17 avril 1975 : l’envoyé spécial du « Monde » décrit l’« enthousiasme populaire » qui accompagne l’entrée des Khmers rouges à Phnom Penh.
De 1945 à 2003, « Le Monde » raconte, pendant deux semaines, les dates qui ont marqué l’actualité, mais aussi scandé sa propre histoire. Ces douze épisodes de la série « le jour où… » seront publiées dans le livre édité pour les 70 ans du « Monde », chez Flammarion, le 24 septembre.

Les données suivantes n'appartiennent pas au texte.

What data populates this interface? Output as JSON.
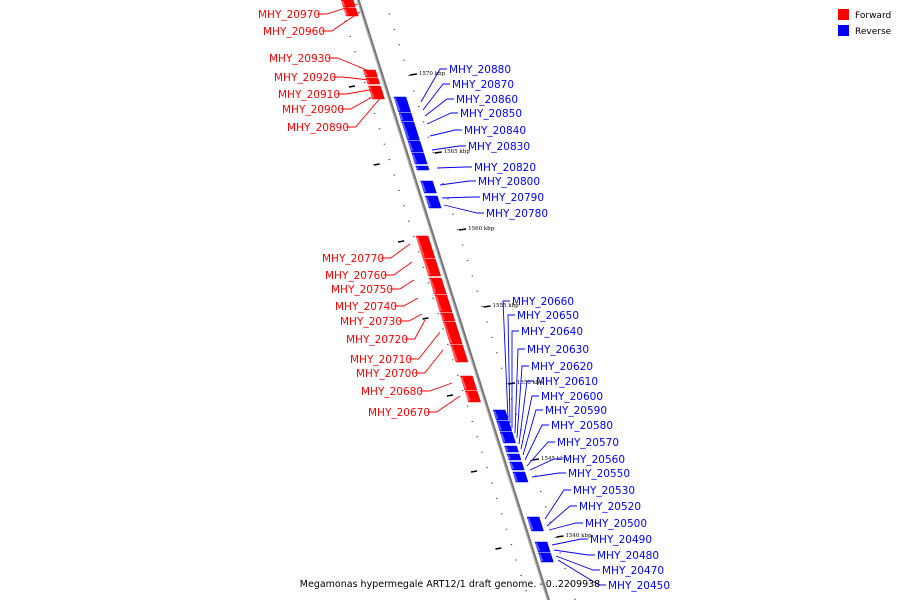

17 avril 1975 : l’envoyé spécial du « Monde » décrit l’« enthousiasme populaire » qui accompagne l’entrée des Khmers rouges à Phnom Penh. Au fil des mois, face aux révélations des exécutions de masse, tiers-mondistes et anticommunistes de la rédaction s’affrontent par éditoriaux interposés
De l’Hôtel Phnom, où logent la plupart des reporters étrangers, la première ligne de front n’est qu’à vingt minutes de taxi, dans les faubourgs de Phnom Penh. L’envoyé spécial du Monde, Patrice de Beer, s’y est déjà rendu plusieurs fois, en ce mois d’avril 1975, accompagné de deux confrères avec lesquels il partage la location d’une Peugeot 403 : à Paris, la rédaction en chef a rappelé qu’elle « garde un oeil vigilant sur les notes de frais ».

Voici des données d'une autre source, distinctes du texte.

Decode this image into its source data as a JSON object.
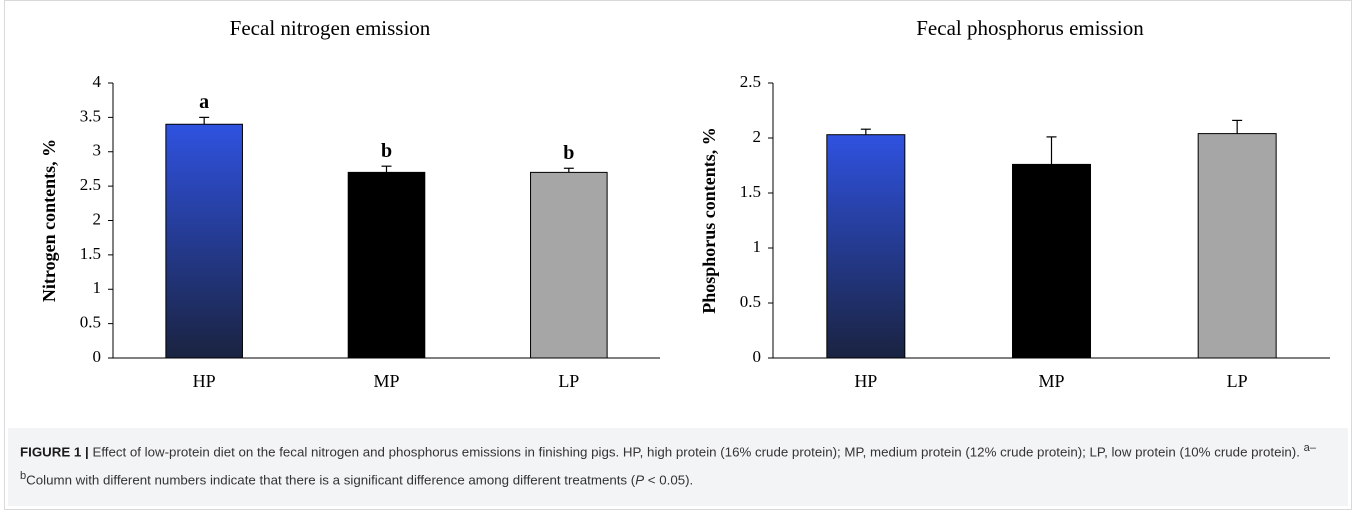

C’est une atmosphère étrange que celle qui règne dans cet hôtel, avec ses serveurs en veste blanche et sa piscine, à quelques kilomètres à peine des postes avancés d’où les Khmers rouges encerclent et bombardent la capitale du Cambodge. Presque tout Phnom Penh vit d’ailleurs depuis des semaines dans ce climat contradictoire, de peur sourde et d’insouciance apparente étroitement mêlées. « Une ambiance de fin du monde », constate de Beer.
Le journaliste français, habituellement basé à Bangkok, dans la Thaïlande voisine, où il occupe le poste de correspondant du Monde, ne cesse depuis le mois de janvier de faire des allers et retours au Cambodge. La situation y est de plus en plus tendue. Les communications avec sa femme, d’origine chinoise, et ses enfants restés dans la capitale thaïlandaise sont aléatoires. Envoyer à Paris un article avant le couvre-feu réclame un incroyable déploiement d’énergie, tant les coupures de courant et la désorganisation de la poste centrale de Phnom Penh, où se trouve le télex, rendent l’opération incertaine.
Vous êtes bien mal payé… »
A 33 ans, de Beer a déjà promené sa longue silhouette un peu gauche au milieu de bien des conflits, depuis son arrivée au journal, en 1970. Il a couvert la guerre civile en Ethiopie et le conflit indo-pakistanais qui a donné naissance au Bangladesh. Mais depuis qu’il a obtenu le poste de correspondant en Asie du Sud-Est, quelques mois plus tôt, ce diplômé de Langues O’, qui parle chinois et malais, a le sentiment de vivre, avec le conflit cambodgien, un nouvel avatar de ces mouvements d’indépendance que Le Monde soutient depuis la guerre d’Algérie.
Avant que de Beer parte en poste à Bangkok, Fauvet l’a convoqué et, après avoir jeté un oeil sur son salaire, a convenu : « Vous êtes bien mal payé… » Le journaliste s’attendait à une proposition d’augmentation. Mais le directeur a seulement lâché à ce fils d’un écrivain-administrateur de la Comédie-Française : « J’espère que vos parents vous aident… » Lors de ses précédents reportages de guerre, Le Monde lui a versé une prime de risque d’à peine 1 000 francs.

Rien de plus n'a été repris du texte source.